当時12歳だった僕がジェシカの境遇について国王に嘆願したのがきっかけだったそうだ。
ーーーー
「お兄様が爆発したあの後。私、お母様から聞いたの」
「アイリーン」
「ジェシカがダメだったら、私だったって。……私が助かって良かったって、あの人、そう言ったのよ……」
僕が留学に際して、ジェシカを訪問するようアイリーンに頼んだとき、彼女は震えながら僕にそう告白してきた。

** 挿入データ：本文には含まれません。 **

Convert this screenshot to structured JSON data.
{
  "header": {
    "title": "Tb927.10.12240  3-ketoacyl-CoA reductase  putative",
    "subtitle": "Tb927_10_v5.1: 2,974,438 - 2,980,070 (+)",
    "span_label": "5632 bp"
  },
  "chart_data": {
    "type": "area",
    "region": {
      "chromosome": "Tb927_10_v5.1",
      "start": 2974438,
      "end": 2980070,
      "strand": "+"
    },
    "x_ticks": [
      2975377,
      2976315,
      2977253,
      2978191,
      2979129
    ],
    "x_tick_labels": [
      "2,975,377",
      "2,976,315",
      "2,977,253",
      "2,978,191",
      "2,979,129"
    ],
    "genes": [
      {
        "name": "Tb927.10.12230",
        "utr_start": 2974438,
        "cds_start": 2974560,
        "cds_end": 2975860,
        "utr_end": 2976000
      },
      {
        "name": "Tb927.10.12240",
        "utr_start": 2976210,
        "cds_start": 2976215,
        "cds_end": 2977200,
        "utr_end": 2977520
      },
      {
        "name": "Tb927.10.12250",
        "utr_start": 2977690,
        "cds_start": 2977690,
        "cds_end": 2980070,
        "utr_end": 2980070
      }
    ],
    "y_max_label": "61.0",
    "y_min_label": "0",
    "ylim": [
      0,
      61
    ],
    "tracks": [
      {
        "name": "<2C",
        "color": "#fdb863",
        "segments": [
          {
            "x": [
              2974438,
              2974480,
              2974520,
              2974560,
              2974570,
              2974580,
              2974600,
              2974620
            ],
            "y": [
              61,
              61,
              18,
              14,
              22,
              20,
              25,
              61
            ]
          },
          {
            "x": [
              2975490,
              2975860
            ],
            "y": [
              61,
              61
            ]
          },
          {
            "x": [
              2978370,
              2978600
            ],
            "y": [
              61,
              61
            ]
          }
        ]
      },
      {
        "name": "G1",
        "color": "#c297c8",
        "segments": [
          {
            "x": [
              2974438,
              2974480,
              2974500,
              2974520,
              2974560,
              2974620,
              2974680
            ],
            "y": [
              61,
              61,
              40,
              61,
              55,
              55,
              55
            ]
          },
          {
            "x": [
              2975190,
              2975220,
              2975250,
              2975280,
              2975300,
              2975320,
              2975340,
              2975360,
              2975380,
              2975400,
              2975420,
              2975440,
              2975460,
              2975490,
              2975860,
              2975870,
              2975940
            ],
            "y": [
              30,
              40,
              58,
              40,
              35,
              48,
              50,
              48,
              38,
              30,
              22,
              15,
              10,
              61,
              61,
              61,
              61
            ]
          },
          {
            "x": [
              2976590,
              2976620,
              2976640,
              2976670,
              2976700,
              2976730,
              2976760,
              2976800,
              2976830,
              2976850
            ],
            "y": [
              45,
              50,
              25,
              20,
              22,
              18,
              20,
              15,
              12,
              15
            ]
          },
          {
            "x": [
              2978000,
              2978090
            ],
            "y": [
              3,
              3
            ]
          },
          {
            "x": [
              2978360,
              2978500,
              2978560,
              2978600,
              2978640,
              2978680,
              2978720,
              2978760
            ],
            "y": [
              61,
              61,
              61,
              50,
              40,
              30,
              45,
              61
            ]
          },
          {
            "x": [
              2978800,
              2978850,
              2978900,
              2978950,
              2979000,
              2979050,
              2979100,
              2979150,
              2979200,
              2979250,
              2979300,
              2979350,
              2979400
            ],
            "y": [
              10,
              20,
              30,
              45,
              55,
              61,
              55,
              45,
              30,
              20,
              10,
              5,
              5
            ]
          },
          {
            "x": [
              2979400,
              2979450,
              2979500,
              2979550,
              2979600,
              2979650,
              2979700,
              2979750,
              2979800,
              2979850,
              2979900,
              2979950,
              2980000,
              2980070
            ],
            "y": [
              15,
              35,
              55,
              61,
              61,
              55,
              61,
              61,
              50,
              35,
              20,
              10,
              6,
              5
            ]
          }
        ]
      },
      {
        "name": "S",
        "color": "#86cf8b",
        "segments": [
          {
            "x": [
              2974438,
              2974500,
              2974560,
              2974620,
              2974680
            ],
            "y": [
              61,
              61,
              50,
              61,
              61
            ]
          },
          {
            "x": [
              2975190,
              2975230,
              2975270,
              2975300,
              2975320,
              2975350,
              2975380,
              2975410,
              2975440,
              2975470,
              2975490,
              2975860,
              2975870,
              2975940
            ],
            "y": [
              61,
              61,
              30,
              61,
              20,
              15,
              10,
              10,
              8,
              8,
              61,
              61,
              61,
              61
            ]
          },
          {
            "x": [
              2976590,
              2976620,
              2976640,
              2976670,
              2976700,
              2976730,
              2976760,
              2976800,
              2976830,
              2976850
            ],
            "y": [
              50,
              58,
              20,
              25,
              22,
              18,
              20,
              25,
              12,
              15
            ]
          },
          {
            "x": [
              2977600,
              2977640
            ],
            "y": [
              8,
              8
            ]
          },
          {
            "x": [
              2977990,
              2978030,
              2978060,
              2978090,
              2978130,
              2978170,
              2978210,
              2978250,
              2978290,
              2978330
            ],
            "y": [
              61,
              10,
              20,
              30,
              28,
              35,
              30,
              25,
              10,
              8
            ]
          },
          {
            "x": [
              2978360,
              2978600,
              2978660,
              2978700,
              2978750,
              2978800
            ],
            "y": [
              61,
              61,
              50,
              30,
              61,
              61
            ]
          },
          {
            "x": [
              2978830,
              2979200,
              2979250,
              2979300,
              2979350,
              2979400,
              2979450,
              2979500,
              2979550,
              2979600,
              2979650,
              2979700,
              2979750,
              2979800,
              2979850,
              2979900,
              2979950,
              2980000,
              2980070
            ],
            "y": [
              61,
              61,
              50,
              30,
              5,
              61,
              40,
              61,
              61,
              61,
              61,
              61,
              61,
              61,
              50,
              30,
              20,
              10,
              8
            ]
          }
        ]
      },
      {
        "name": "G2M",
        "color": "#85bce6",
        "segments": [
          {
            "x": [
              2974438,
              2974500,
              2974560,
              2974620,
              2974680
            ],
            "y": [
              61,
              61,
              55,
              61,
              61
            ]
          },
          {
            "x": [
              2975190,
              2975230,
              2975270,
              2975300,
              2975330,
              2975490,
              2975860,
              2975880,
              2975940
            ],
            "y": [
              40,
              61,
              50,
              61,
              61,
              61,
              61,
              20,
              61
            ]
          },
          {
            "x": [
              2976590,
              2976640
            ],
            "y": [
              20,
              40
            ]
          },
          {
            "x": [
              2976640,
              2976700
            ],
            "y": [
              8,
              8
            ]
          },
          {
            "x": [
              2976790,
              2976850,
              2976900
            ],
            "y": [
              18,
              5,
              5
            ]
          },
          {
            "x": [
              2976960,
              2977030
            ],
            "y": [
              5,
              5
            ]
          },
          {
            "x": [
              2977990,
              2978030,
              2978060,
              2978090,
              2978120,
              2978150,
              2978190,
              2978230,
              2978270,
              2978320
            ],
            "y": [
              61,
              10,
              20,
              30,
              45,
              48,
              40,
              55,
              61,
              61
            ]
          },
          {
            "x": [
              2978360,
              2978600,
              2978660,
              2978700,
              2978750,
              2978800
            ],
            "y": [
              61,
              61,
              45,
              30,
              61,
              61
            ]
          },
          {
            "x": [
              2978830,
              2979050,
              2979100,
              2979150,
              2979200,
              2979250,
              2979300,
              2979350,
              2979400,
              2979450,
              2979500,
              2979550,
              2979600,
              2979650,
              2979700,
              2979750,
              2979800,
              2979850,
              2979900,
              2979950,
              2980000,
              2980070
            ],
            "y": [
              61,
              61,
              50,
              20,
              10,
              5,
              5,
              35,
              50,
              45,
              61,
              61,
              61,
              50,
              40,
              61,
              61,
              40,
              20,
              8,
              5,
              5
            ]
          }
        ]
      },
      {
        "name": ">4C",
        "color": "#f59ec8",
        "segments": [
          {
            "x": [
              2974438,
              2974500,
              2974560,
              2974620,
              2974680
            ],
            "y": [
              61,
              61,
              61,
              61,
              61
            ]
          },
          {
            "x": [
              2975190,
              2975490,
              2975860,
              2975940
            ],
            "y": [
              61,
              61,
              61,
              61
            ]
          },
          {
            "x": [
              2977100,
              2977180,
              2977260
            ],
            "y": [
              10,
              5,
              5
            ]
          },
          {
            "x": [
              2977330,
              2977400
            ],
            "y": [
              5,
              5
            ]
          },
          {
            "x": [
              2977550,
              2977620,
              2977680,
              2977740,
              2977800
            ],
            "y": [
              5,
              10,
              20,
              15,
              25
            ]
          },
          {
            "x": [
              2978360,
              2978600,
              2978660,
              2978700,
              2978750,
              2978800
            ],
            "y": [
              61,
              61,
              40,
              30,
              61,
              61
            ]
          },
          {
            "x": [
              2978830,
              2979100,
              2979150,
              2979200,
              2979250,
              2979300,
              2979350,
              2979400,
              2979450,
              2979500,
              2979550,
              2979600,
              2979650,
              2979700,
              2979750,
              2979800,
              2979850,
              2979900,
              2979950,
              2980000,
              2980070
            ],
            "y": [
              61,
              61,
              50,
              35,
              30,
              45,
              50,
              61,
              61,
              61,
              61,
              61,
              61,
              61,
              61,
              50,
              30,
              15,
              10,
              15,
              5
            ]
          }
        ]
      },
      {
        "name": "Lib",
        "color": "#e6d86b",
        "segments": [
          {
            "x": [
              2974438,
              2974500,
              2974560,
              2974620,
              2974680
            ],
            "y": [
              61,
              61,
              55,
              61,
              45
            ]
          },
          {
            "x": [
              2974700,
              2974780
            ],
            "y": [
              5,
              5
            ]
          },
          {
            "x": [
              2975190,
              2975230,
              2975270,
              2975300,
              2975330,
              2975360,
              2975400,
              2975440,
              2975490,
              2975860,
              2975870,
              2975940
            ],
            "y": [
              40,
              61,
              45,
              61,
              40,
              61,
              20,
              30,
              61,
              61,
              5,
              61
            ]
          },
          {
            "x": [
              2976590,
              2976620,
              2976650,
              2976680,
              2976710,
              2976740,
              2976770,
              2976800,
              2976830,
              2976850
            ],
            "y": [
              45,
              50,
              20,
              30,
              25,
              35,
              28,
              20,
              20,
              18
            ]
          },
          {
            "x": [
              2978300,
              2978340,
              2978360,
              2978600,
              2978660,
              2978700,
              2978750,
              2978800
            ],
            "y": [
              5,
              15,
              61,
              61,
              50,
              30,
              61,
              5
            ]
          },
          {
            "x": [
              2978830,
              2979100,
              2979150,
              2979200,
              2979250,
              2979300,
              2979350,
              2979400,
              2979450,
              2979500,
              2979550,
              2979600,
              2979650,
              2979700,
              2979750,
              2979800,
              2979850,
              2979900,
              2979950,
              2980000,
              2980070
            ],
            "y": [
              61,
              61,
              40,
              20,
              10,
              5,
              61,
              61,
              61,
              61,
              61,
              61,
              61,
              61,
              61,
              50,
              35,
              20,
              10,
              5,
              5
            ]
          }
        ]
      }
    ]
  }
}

「私が聖女になったら、あの人は確実に私を見捨てる。無かったことにするわ」
「……アイリーン」
「私も、見て見ないふりをしてきた。私にも聖女の器としての資格があるって分かったのに、とても聖女を代わるなんて言い出せなかった。むしろ……」
ぽろりと、アイリーンの瞳から涙が溢れる。
「……ここまで成長した私は、もう聖女候補じゃない。次の聖女候補は、また4歳から7歳の、年端も行かない令嬢達から選ばれて……だから……『ああ良かった』『助かった』って……わ、私…………」
震える声に、彼女の苦悩が表れていた。
アイリーンは、ずっと悩んできたのだ。
彼女は、国王と王妃のように割り切ることができなかった。
「……オズワルドお兄様。彼女のことは任せて。私、他に誰も協力してくれなくたって、毎日彼女のところに行く」
「ありがとう」
「今更だって分かってるの。だけど、私……」
「そんなことはない」
僕が彼女の頬を伝う涙を拭うと、アイリーンは何かを決心したような顔をして僕を見た。
「お兄様。私に、彼女のためにできることを与えてくれてありがとう」
その瞳には、強い意志と、縋るような想いが浮かんでいた。
「お願いお兄様。ジェシカを助けてあげて」
彼女の視線に、僕はただ頷いた。
ーーーー
「アイリーンは気にしすぎなのよ」
「ジェシカ」
「何も思わないって言ったら嘘だけど。でも……」
「でも?」
首を傾げる僕に、ジェシカはしばらく悩んだように視線を彷徨わせた後、ぽつりと呟いた。
「オズに会えたから」
ぽかんとする僕に、頬を染めたジェシカが言葉をつづける。
「アイリーンが聖女だったら、私、きっとオズとは一度も話もしない人生だったわ。だから、いいの」
ジェシカの言葉が全然頭に入ってこない。
一体、なにを言っているんだろう。
「辛いことばかりの人生だったけど、もう充分。もう、いいの。だからオズも、あまり無理をしないで」
ふわふわと、聖女のものじゃない、ジェシカの顔で微笑む彼女。
なんだ、そんな――遺言みたいな。
「ジェシカのばか」
「ば、ばかぁ!? なによそれ!」
「そんなこと言われて無理しない訳ないだろ! この悪魔!」
「ちょっと、なんなのよ!」
「君に会いたい」
僕は、痛いほど手を握り締める。
声も掠れて、本当に情けない姿だった。
「今も会ってるじゃない」
「このひねくれ者」
「……うん」
机を濡らす僕に、ジェシカはただ微笑んでいる。
「オズ。私もう、十分幸せよ」
まだ、何もなしてない。
何もできていないのに、彼女にこんなことを言わせてしまう僕は、何て不甲斐ないんだろう。
僕はその日の面会時間中ずっと、ジェシカに会いたいと言って彼女を困らせてしまった。